Chitika Mobile Ad Study Draws Wrong Conclusion

Chitika’s Study of Mobile Ad Click Through Rate
Dreadfully Draws the Wrong Conclusion

Last week Chitika, an online advertising network, released a study of mobile vs. non-mobile click through rates on their advertising units. You can read their press release about the study here.

Based on 92 million ads shown (1.3 million of them seen with mobile browsers) they reported that the desktop ads got a click through rate of 0.83%, while the “mobile ads” as a whole pulled a mere 0.48%.

I added the quotes on the words “mobile ads” because these were not mobile ads at all. Rather these were the exact same ads that were built for desktop computers but shown on mobile devices.

The conclusion drawn by Chitika and dozens of bloggers and writers who covered the story is that mobile ads don’t get the same click through response as desktop ads.

Here’s the flaw in the logic of this…

The Chitika study actually reveals that mobile users are not likely to click on desktop ads shown on their mobile device. That is an entirely different thing than saying that mobile users are not clicking on mobile ads.

These are different devices and require different strategies. You cannot simply force desktop ads onto mobile devices and then cry out that no one is clicking on them. It doesn’t make sense.

That would be like airing an audio only ad created for radio on TV and then claiming that radio ads don’t work as well as television commercials.
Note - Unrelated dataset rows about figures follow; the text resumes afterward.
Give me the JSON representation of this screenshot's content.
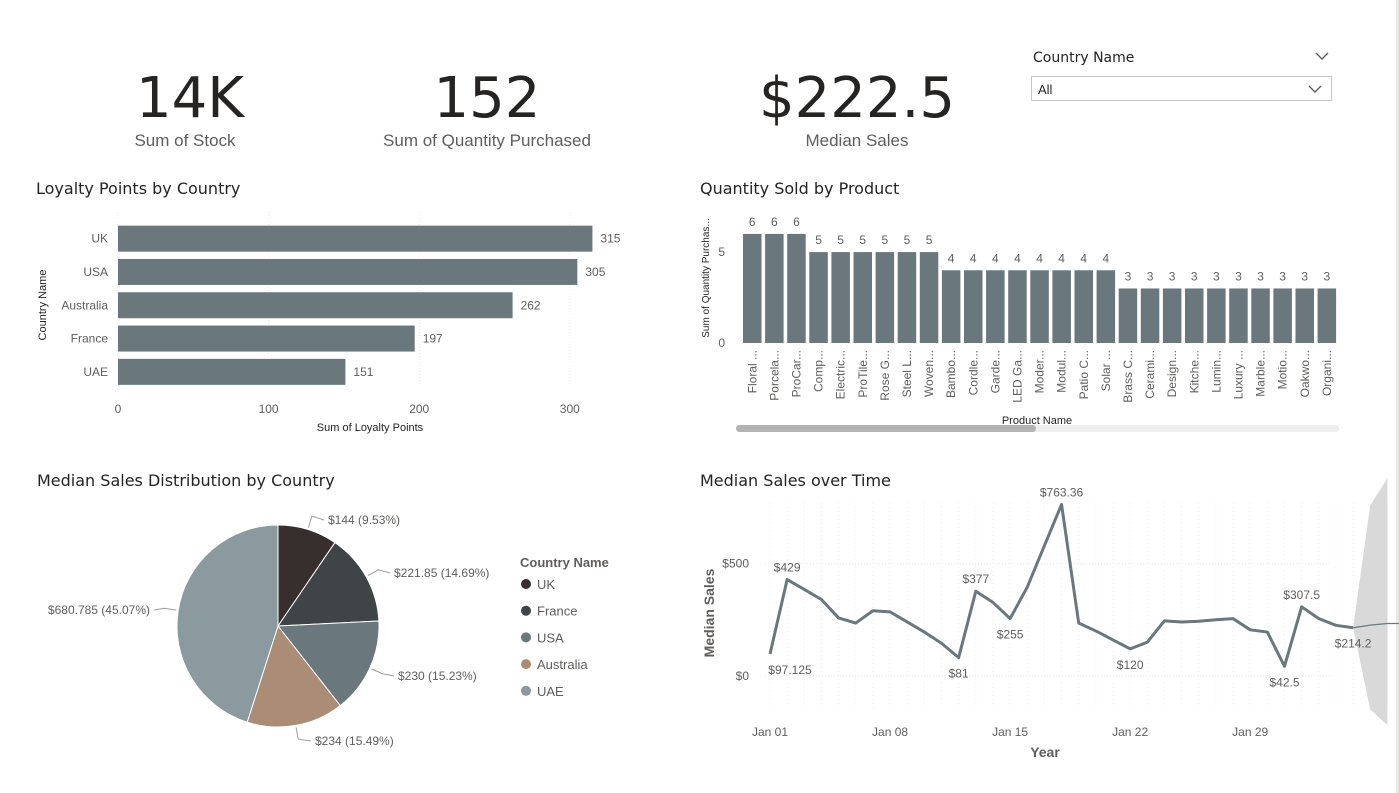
{
  "kpis": [
    {
      "value": "14K",
      "label": "Sum of  Stock"
    },
    {
      "value": "152",
      "label": "Sum of Quantity Purchased"
    },
    {
      "value": "$222.5",
      "label": "Median Sales"
    }
  ],
  "slicer": {
    "title": "Country Name",
    "value": "All"
  },
  "titles": {
    "loyalty": "Loyalty Points by Country",
    "quantity": "Quantity Sold by Product",
    "pie": "Median Sales Distribution by Country",
    "line": "Median Sales over Time"
  },
  "colors": {
    "bar": "#6a777c",
    "line": "#6a777c",
    "forecast_band": "#d9d9d9"
  },
  "chart_data": [
    {
      "type": "bar",
      "orientation": "horizontal",
      "title": "Loyalty Points by Country",
      "xlabel": "Sum of Loyalty Points",
      "ylabel": "Country Name",
      "categories": [
        "UK",
        "USA",
        "Australia",
        "France",
        "UAE"
      ],
      "values": [
        315,
        305,
        262,
        197,
        151
      ],
      "xlim": [
        0,
        330
      ],
      "xticks": [
        0,
        100,
        200,
        300
      ],
      "grid": true
    },
    {
      "type": "bar",
      "title": "Quantity Sold by Product",
      "xlabel": "Product Name",
      "ylabel": "Sum of Quantity Purchas...",
      "categories": [
        "Floral ...",
        "Porcela...",
        "ProCar...",
        "Comp...",
        "Electric...",
        "ProTile...",
        "Rose G...",
        "Steel L...",
        "Woven...",
        "Bambo...",
        "Cordle...",
        "Garde...",
        "LED Ga...",
        "Moder...",
        "Modul...",
        "Patio C...",
        "Solar ...",
        "Brass C...",
        "Cerami...",
        "Design...",
        "Kitche...",
        "Lumin...",
        "Luxury ...",
        "Marble...",
        "Motio...",
        "Oakwo...",
        "Organi..."
      ],
      "values": [
        6,
        6,
        6,
        5,
        5,
        5,
        5,
        5,
        5,
        4,
        4,
        4,
        4,
        4,
        4,
        4,
        4,
        3,
        3,
        3,
        3,
        3,
        3,
        3,
        3,
        3,
        3
      ],
      "ylim": [
        0,
        6.6
      ],
      "yticks": [
        0,
        5
      ]
    },
    {
      "type": "pie",
      "title": "Median Sales Distribution by Country",
      "legend_title": "Country Name",
      "legend_position": "right",
      "slices": [
        {
          "name": "UK",
          "value": 144,
          "label": "$144 (9.53%)",
          "color": "#372f2e"
        },
        {
          "name": "France",
          "value": 221.85,
          "label": "$221.85 (14.69%)",
          "color": "#3f4547"
        },
        {
          "name": "USA",
          "value": 230,
          "label": "$230 (15.23%)",
          "color": "#6a777c"
        },
        {
          "name": "Australia",
          "value": 234,
          "label": "$234 (15.49%)",
          "color": "#ab8c77"
        },
        {
          "name": "UAE",
          "value": 680.785,
          "label": "$680.785 (45.07%)",
          "color": "#8a9a9e"
        }
      ]
    },
    {
      "type": "line",
      "title": "Median Sales over Time",
      "xlabel": "Year",
      "ylabel": "Median Sales",
      "x_start": "Jan 01",
      "xticks": [
        "Jan 01",
        "Jan 08",
        "Jan 15",
        "Jan 22",
        "Jan 29"
      ],
      "yticks": [
        {
          "value": 0,
          "label": "$0"
        },
        {
          "value": 500,
          "label": "$500"
        }
      ],
      "ylim": [
        -130,
        770
      ],
      "values": [
        97.125,
        429,
        385,
        340,
        258,
        235,
        290,
        285,
        240,
        195,
        145,
        81,
        377,
        327,
        255,
        395,
        580,
        763.36,
        235,
        200,
        160,
        120,
        150,
        245,
        240,
        243,
        250,
        255,
        205,
        195,
        42.5,
        307.5,
        255,
        225,
        214.2
      ],
      "point_labels": [
        {
          "index": 0,
          "text": "$97.125"
        },
        {
          "index": 1,
          "text": "$429"
        },
        {
          "index": 11,
          "text": "$81"
        },
        {
          "index": 12,
          "text": "$377"
        },
        {
          "index": 14,
          "text": "$255"
        },
        {
          "index": 17,
          "text": "$763.36"
        },
        {
          "index": 21,
          "text": "$120"
        },
        {
          "index": 30,
          "text": "$42.5"
        },
        {
          "index": 31,
          "text": "$307.5"
        },
        {
          "index": 34,
          "text": "$214.2"
        }
      ],
      "forecast": {
        "values": [
          226,
          233,
          233
        ],
        "lower": [
          214.2,
          -150,
          -220
        ],
        "upper": [
          214.2,
          760,
          880
        ]
      }
    }
  ]
}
Or like running a black and white ad designed for newspaper in a four color glossy magazine and stating that newspaper ads don’t work as well as magazine ads.
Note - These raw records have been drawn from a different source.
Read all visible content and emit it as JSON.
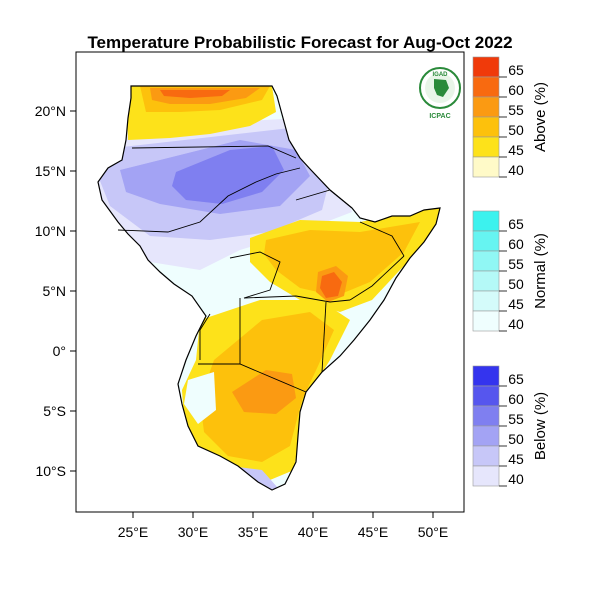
{
  "map": {
    "title": "Temperature Probabilistic Forecast for Aug-Oct 2022",
    "logo": {
      "top_text": "IGAD",
      "bottom_text": "ICPAC"
    },
    "lat_ticks": [
      "20°N",
      "15°N",
      "10°N",
      "5°N",
      "0°",
      "5°S",
      "10°S"
    ],
    "lon_ticks": [
      "25°E",
      "30°E",
      "35°E",
      "40°E",
      "45°E",
      "50°E"
    ],
    "legend": [
      {
        "label": "Above (%)",
        "values": [
          "65",
          "60",
          "55",
          "50",
          "45",
          "40"
        ],
        "colors": [
          "#f03a0a",
          "#f86a10",
          "#fb9a12",
          "#fdc10c",
          "#fde21a",
          "#fffac8"
        ]
      },
      {
        "label": "Normal (%)",
        "values": [
          "65",
          "60",
          "55",
          "50",
          "45",
          "40"
        ],
        "colors": [
          "#3cf2ee",
          "#66f4f1",
          "#90f7f4",
          "#b4f9f7",
          "#d4fbfa",
          "#effefe"
        ]
      },
      {
        "label": "Below (%)",
        "values": [
          "65",
          "60",
          "55",
          "50",
          "45",
          "40"
        ],
        "colors": [
          "#3434ee",
          "#5656ee",
          "#7f7ff0",
          "#a3a3f4",
          "#c7c7f8",
          "#e6e6fc"
        ]
      }
    ]
  }
}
Mobile and desktop Internet use is completely different. Mobile advertising is not just desktop advertising made smaller. Mobile advertising is a different media channel than Internet advertising.

What the Chitika study really taught us is not that mobile users don’t click on ads, but that mobile users require ads specifically created for mobile use in order to click on them.
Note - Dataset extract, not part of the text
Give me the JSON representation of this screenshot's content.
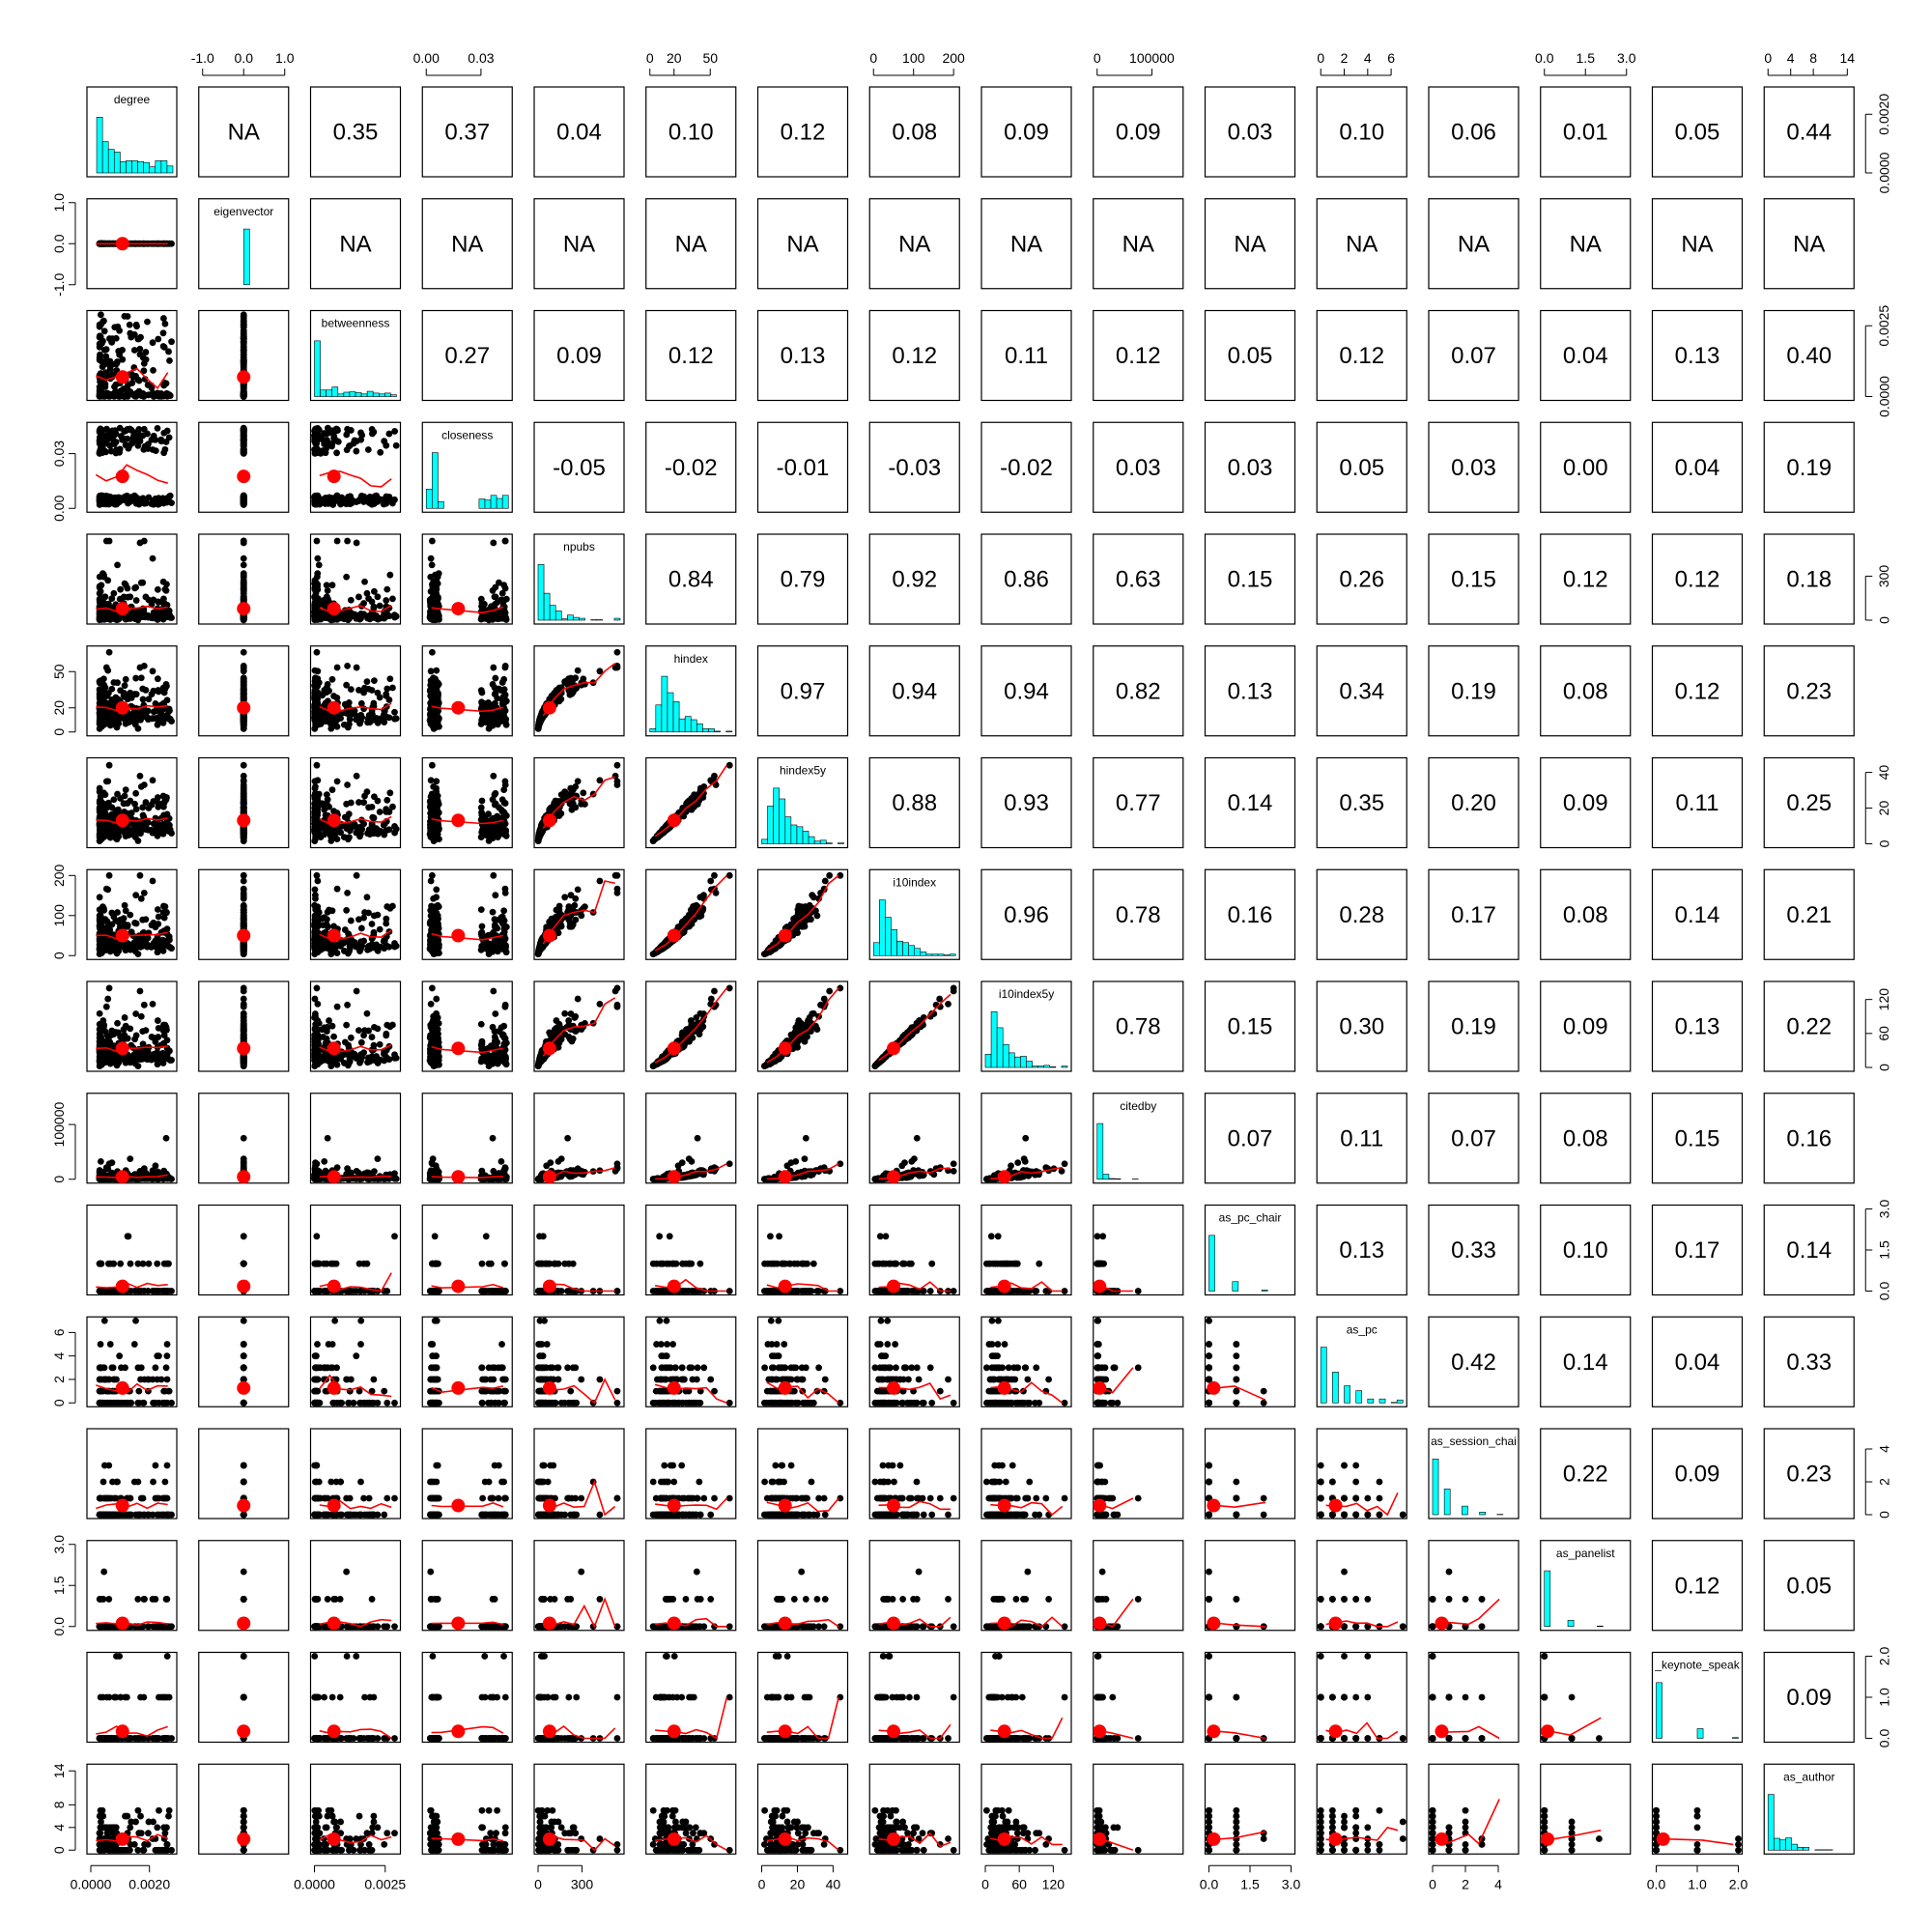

  1. Great points Kim and it’s very important to continue evangelizing this.

    There’s great hesitancy about clicking on mobile banner and application ads because consumers are getting poor “post click” experiences. More often than not they end up on full web pages or data collection forms that don’t enable the right (or any!) consumer response.

    Including the ad itself, marketers need to step up and consider the entire mobile consumer experience, making sure that their content looks good on the majority of devices, is easy for users to access, and is well-integrated with existing online content.

  2. Kim,

    Your conclusion is completely correct that mobile is different. I can’t believe how niave this study is. I too have used the analogy of Radio not translating well to TV.

    A couple of links to posts that I have made on mobile approach and mobile advertising.

    Mobile local: the value, the players, the potential winners:

    Mobile advertising needs to recognise communication and social aspects:


  3. Right on the money… interestingly, isn’t web (computer-based) advertising Chitika’s business? Data can be positioned in a number of ways to tell what ever message one wants, but this is clearly a poor position of these results. It’s reminiscent of the early days of the web when clients took their print brochure and reproduced it exactly online and wondered why people weren’t reading the entire thing. Duh!